Em documentos diferentes, ela aparece como Clementina Laura de Jesus ou Clementina de Jesus dos Santos. Com o casamento, adotando o nome do marido, tornou-se Clementina de Jesus da Silva. Filha de um pedreiro, também carpinteiro, e de uma parteira e rezadeira, de escravos, por parte de mãe, Clementina cresceu ouvindo canções em línguas das nações africanas constitutivas da comunidade negra de Valença, de origens bantas (é o mais provável, aponta Lena Frias. A mãe, dona Amélia, lavadeira, cantava hinos de igreja e cantigas aprendidas com os pais e com outros negros mais velhos - "gente de um universo de jongo e caxambu, jogos sagrados da espiritualidade da terra", de acordo com a jornalista.


Declarava-se católica, mas, mesmo que não fosse ligada aos cultos de origem africana, ao cantar, chamava a si o lugar de porta-voz dessa cultura. "A descoberta de Clementina de Jesus (...) teve para a música popular brasileira uma importância que presume corresponder, na antropologia, a do achado de um elo perdido", escreve o historiador Ary Vasconcelos. Pois ela resumia, em seu canto, os séculos de história da cultura afro-brasileira, não apenas aquela apreendida na primeira infância.
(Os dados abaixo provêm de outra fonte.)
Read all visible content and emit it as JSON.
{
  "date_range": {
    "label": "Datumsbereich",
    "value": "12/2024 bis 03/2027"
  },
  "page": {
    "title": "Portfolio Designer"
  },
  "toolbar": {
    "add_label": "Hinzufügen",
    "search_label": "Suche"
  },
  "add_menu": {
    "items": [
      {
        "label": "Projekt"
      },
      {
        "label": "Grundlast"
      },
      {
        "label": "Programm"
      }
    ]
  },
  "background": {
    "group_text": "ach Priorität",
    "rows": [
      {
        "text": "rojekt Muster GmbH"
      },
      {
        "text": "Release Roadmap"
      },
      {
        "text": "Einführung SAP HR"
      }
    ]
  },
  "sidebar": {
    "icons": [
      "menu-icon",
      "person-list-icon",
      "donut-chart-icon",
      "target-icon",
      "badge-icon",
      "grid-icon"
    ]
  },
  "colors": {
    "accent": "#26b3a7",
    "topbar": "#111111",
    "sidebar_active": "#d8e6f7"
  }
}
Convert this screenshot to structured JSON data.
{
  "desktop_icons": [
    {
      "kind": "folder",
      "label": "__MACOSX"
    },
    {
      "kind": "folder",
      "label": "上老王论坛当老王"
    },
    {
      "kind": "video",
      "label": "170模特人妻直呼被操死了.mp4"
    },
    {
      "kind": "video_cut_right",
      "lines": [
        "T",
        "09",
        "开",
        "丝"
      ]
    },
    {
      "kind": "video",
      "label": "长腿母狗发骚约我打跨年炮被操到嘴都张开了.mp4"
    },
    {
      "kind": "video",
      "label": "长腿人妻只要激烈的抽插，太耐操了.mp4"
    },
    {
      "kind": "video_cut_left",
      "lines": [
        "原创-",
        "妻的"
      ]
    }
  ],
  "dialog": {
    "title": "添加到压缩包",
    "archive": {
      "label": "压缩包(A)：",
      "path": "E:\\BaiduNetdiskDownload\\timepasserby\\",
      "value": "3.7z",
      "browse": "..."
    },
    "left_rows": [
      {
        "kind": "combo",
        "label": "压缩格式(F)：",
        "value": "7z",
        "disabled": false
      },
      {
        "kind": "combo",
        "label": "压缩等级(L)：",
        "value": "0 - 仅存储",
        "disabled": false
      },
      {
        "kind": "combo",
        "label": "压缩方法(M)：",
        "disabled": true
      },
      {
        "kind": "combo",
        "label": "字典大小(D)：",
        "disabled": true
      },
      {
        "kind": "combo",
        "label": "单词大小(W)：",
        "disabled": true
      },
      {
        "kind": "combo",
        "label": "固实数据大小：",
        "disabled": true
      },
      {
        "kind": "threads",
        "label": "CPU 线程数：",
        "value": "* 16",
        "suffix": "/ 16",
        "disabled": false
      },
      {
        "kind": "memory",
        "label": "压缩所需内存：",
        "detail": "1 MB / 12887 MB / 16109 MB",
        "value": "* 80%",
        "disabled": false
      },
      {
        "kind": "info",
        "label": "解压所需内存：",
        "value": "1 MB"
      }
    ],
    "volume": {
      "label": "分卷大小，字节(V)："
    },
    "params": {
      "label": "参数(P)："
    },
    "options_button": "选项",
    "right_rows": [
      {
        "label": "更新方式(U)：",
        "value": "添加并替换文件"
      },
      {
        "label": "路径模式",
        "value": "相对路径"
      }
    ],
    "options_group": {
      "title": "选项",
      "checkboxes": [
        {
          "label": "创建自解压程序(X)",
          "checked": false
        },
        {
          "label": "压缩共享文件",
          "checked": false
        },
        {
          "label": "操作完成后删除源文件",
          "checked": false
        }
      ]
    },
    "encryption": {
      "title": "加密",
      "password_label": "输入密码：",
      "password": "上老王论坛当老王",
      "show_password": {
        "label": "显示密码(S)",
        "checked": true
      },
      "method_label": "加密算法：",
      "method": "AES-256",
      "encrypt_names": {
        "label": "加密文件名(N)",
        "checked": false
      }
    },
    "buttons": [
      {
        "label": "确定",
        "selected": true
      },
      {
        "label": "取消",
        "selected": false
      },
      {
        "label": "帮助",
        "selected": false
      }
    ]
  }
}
A família foi para o Rio quando ela tinha coisa de 8 anos. Em Jacarepaguá, Clementina participava dos pastoris e ganhou do festeiro o apelido de Quelé. No folguedo natalino de origem portuguesa, cada figurante tinha um papel. Clementina era a peixeira, mas decorou e guardou os cantos de todos os personagens. Na casa de Mané Psado, macumbeiro de Osvaldo Cruz, área de samba e curima, participou de festas em honra dos orixás. Não que fosse crente, contava, mas gostava da oportunidade de cantar, da festa.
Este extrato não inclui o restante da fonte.